Mars Image Content Classification: Three Years of NASA Deployment and Recent Advances

Authors

  • Kiri Wagstaff Jet Propulsion Laboratory, California Institute of Technology
  • Steven Lu Jet Propulsion Laboratory, California Institute of Technology
  • Emily Dunkel Jet Propulsion Laboratory, California Institute of Technology
  • Kevin Grimes Jet Propulsion Laboratory, California Institute of Technology
  • Brandon Zhao Duke University
  • Jesse Cai California Institute of Technology
  • Shoshanna B. Cole Space Science Institute
  • Gary Doran Jet Propulsion Laboratory, California Institute of Technology
  • Raymond Francis Jet Propulsion Laboratory, California Institute of Technology
  • Jake Lee Jet Propulsion Laboratory, California Institute of Technology
  • Lukas Mandrake Jet Propulsion Laboratory, California Institute of Technology

Keywords:

Image Classification, Class Discovery, Classifier Calibration, Mars

Abstract

The NASA Planetary Data System hosts millions of images acquired from the planet Mars.

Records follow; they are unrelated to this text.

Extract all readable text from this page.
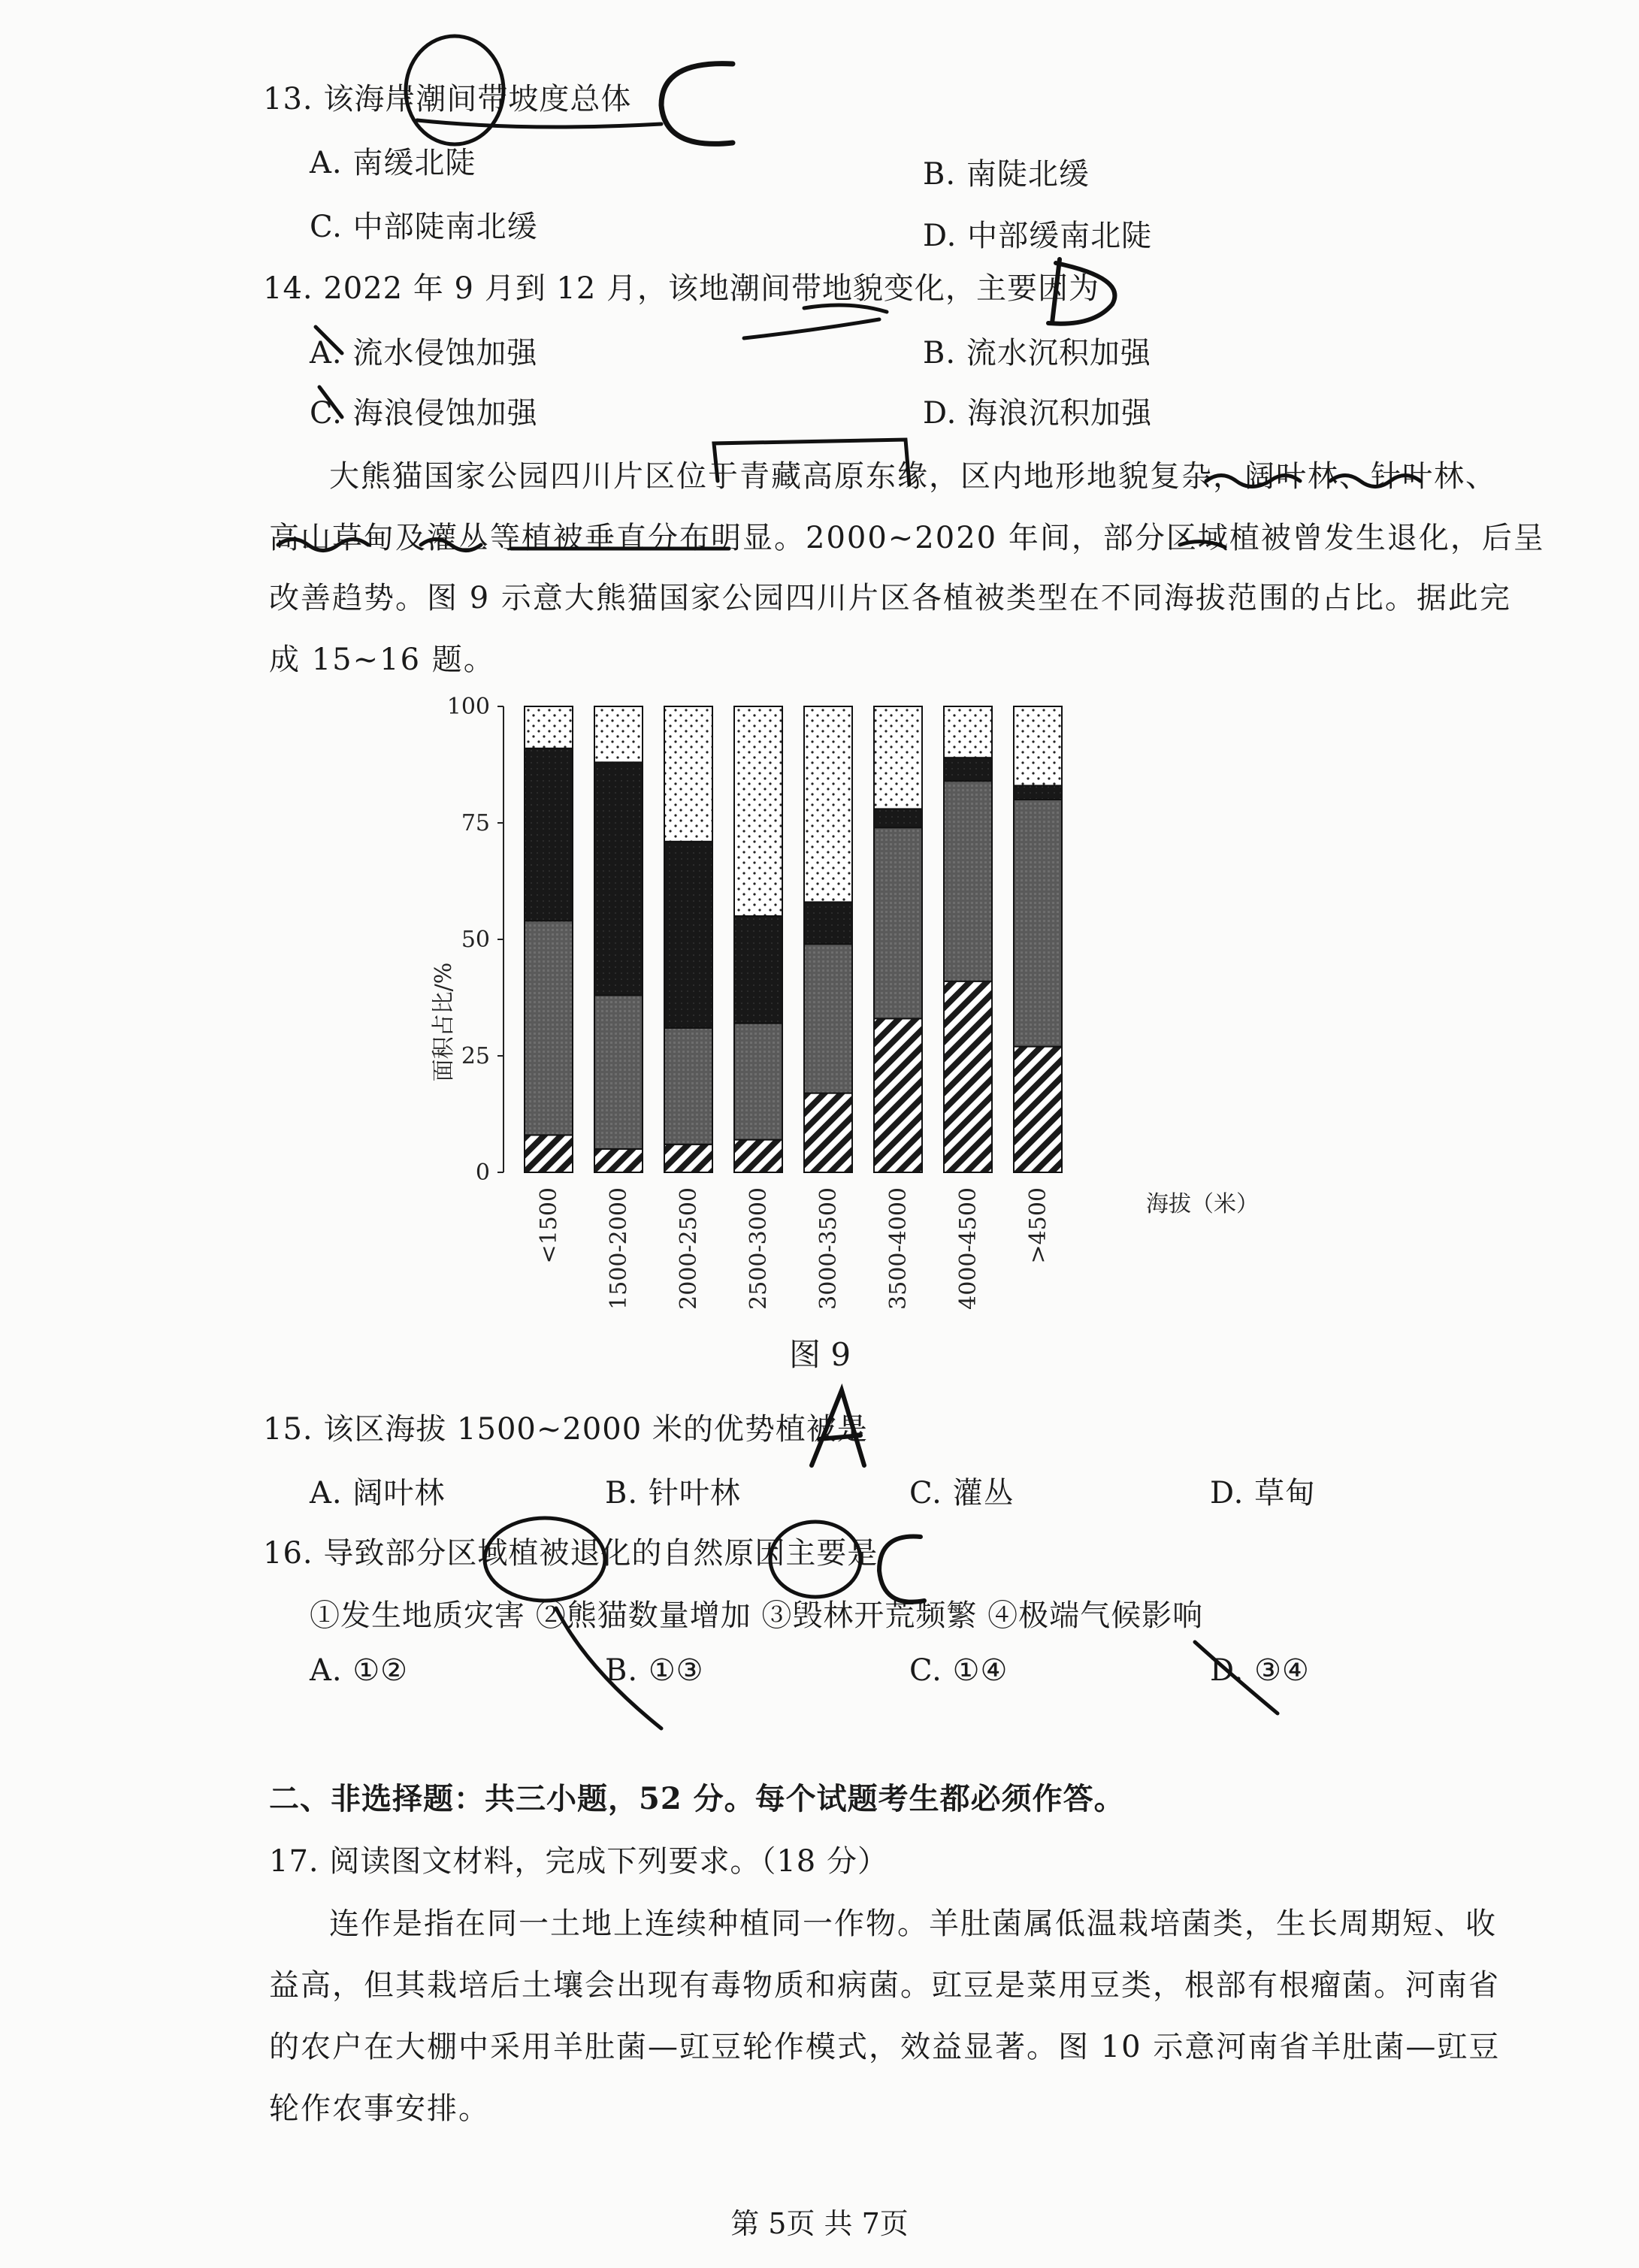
13. 该海岸潮间带坡度总体
A. 南缓北陡	B. 南陡北缓
C. 中部陡南北缓	D. 中部缓南北陡
14. 2022 年 9 月到 12 月，该地潮间带地貌变化，主要因为
A. 流水侵蚀加强	B. 流水沉积加强
C. 海浪侵蚀加强	D. 海浪沉积加强
大熊猫国家公园四川片区位于青藏高原东缘，区内地形地貌复杂，阔叶林、针叶林、
高山草甸及灌丛等植被垂直分布明显。2000~2020 年间，部分区域植被曾发生退化，后呈
改善趋势。图 9 示意大熊猫国家公园四川片区各植被类型在不同海拔范围的占比。据此完
成 15~16 题。
面积占比/%
0
25
50
75
100
<1500 1500-2000 2000-2500 2500-3000 3000-3500 3500-4000 4000-4500 >4500	海拔（米）
图 9
15. 该区海拔 1500~2000 米的优势植被是
A. 阔叶林	B. 针叶林	C. 灌丛	D. 草甸
16. 导致部分区域植被退化的自然原因主要是
①发生地质灾害 ②熊猫数量增加 ③毁林开荒频繁 ④极端气候影响
A. ①②	B. ①③	C. ①④	D. ③④
二、非选择题：共三小题，52 分。每个试题考生都必须作答。
17. 阅读图文材料，完成下列要求。（18 分）
连作是指在同一土地上连续种植同一作物。羊肚菌属低温栽培菌类，生长周期短、收
益高，但其栽培后土壤会出现有毒物质和病菌。豇豆是菜用豆类，根部有根瘤菌。河南省
的农户在大棚中采用羊肚菌—豇豆轮作模式，效益显著。图 10 示意河南省羊肚菌—豇豆
轮作农事安排。
第 5页 共 7页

To help users quickly find images of interest, we have developed and deployed content-based classification and search capabilities for Mars orbital and surface images. The deployed systems are publicly accessible using the PDS Image Atlas. We describe the process of training, evaluating, calibrating, and deploying updates to two CNN classifiers for images collected by Mars missions. We also report on three years of deployment including usage statistics, lessons learned, and plans for the future.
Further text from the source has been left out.